Ein Gegengutachten hält den Einsatz von waffenfähigem Material in der Neutronenquelle für rechtmäßig - anders als eine Studie der Reaktorgegner.

Von Gudrun Passarge, Garching

"Illegal" oder "ohne Zweifel rechtskonform" - die Meinungen zweier Gutachten zum Betrieb der Forschungsneutronenquelle Heinz Maier Leibnitz FRM II in Garching gehen weit auseinander. Streitpunkt ist der Betrieb mit hochangereichertem Uran (HEU), das als waffenfähig gilt. Ein Gutachten, das von der Landtagsfraktion der Grünen, dem Bund Naturschutz, dem Umweltinstitut München und den "Bürgern gegen Atomreaktor Garching" in Auftrag gegeben worden war, kam zu dem Ergebnis, dass der Betrieb widerrechtlich sei, weil die Auflage nicht umgesetzt wurde, auf niedriger angereichertes Uran umzustellen.

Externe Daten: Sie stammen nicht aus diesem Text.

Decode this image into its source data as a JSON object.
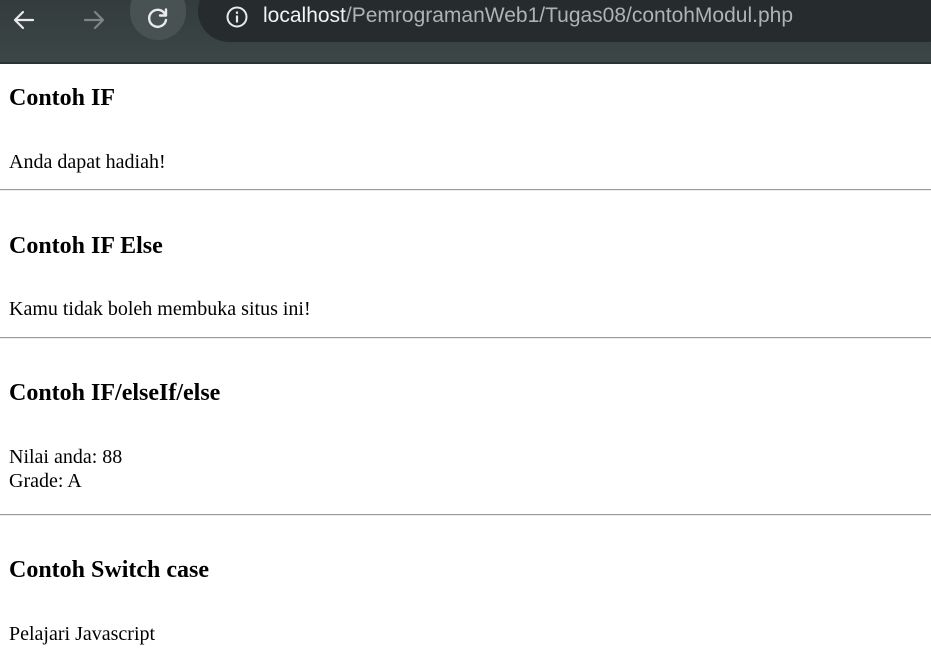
{
  "browser": {
    "url_host": "localhost",
    "url_path": "/PemrogramanWeb1/Tugas08/contohModul.php",
    "back_icon": "arrow-left-icon",
    "forward_icon": "arrow-right-icon",
    "reload_icon": "reload-icon",
    "site_info_icon": "info-circle-icon"
  },
  "sections": [
    {
      "title": "Contoh IF",
      "lines": [
        "Anda dapat hadiah!"
      ]
    },
    {
      "title": "Contoh IF Else",
      "lines": [
        "Kamu tidak boleh membuka situs ini!"
      ]
    },
    {
      "title": "Contoh IF/elseIf/else",
      "lines": [
        "Nilai anda: 88",
        "Grade: A"
      ]
    },
    {
      "title": "Contoh Switch case",
      "lines": [
        "Pelajari Javascript"
      ]
    }
  ],
  "colors": {
    "toolbar_bg": "#3c4647",
    "omnibox_bg": "#262c2d",
    "divider": "#9a9a9a"
  }
}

Das Gegengutachten, das von der Technischen Universität (TU) München als Betreiber des Forschungsreaktors in Auftrag gegeben wurde, kommt jedoch zu dem Schluss, dass der Betrieb rechtmäßig sei, auch im Hinblick auf das Völkerrecht und internationale Abkommen sowie auf das europäische und deutsche Atomrecht.

Das eigentliche Thema werde nicht behandelt

Die Reaktorgegner hatten die Juristin Cornelia Ziehm aus Berlin für ihr Gutachten engagiert und dieses im Juli 2019 präsentiert. Diese sieht die Auflage, den Reaktor bis 2010 auf niedriger angereichertes Uran umzurüsten, als Voraussetzung für die Genehmigung im Jahr 2003 an.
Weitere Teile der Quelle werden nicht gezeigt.